Can't create batches with torchtext for language modelling

sammo · August 10, 2018, 9:33am

Hi everyone,

I am attempting to do seq2seq translation, and wanted to learn how to use torch text.

I am trying to load some text from a file into a single torchtext dataset and then create an iterator for it, but am only getting one big batch returned when I try to iterate.

My code:

spacy_fr = spacy.load('fr')

def tokenize_fr(text):
    return [tok.text for tok in spacy_fr.tokenizer(text)]

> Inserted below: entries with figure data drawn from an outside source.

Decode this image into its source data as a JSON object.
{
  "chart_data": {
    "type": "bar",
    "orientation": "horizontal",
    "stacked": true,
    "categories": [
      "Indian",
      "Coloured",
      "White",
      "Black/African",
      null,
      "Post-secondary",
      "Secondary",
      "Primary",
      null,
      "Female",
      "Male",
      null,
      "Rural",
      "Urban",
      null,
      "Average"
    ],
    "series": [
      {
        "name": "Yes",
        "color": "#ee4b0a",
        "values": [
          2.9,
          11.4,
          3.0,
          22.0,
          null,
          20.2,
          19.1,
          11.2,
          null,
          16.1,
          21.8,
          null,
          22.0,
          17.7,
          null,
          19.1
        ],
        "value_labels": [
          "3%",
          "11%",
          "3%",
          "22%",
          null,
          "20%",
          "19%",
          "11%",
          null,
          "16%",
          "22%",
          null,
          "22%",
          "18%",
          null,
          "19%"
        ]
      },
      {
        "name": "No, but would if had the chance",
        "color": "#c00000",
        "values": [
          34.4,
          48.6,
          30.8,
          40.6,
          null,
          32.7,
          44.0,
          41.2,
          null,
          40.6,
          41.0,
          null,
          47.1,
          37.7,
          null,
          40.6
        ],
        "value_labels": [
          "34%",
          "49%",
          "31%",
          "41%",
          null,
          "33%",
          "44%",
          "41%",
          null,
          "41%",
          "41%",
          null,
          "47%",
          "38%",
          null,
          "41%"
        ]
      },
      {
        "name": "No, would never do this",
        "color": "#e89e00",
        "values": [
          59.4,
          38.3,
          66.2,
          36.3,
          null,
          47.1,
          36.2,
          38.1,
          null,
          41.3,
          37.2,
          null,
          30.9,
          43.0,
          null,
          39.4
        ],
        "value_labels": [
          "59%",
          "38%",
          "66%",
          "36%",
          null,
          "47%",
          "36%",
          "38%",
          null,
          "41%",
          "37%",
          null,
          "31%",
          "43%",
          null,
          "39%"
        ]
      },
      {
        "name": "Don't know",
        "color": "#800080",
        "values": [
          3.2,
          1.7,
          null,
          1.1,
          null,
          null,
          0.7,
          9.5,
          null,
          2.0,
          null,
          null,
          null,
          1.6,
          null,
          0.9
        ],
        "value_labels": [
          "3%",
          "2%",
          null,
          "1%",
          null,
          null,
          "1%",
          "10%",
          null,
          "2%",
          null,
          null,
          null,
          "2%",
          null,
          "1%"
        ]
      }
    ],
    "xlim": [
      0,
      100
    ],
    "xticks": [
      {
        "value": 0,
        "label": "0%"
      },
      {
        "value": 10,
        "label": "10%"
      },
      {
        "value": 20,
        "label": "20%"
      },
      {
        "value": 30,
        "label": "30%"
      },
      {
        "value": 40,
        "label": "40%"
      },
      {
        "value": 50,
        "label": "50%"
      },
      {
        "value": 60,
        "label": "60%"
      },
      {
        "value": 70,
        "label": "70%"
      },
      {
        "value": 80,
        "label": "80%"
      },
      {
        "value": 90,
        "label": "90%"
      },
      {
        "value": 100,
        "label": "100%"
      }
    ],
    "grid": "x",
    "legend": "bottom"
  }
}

FR_TEXT = data.Field(lower=True, tokenize=tokenize_fr, init_token='<sos>', eos_token='<eos>')

fm = LanguageModelingDataset("french.txt", FR_TEXT)
FR_TEXT.build_vocab(fm)
fm_iter = data.Iterator(fm, batch_size=10)
iteration = next(iter(fm_iter))

And when I run print(iteration) I get:

Variable containing:
2
131
40
⋮
4
3
3
[torch.cuda.LongTensor of size 1462273x1 (GPU 0)]

(additional info: The “french.txt” file contains 155000 lines of text separated by newline characters.)

My understanding is that I should have 10 batches, but I only get one long one. Have been racking my brain over this for ages, examining the source code, can anyone tell me what I am doing wrong?

Thank you!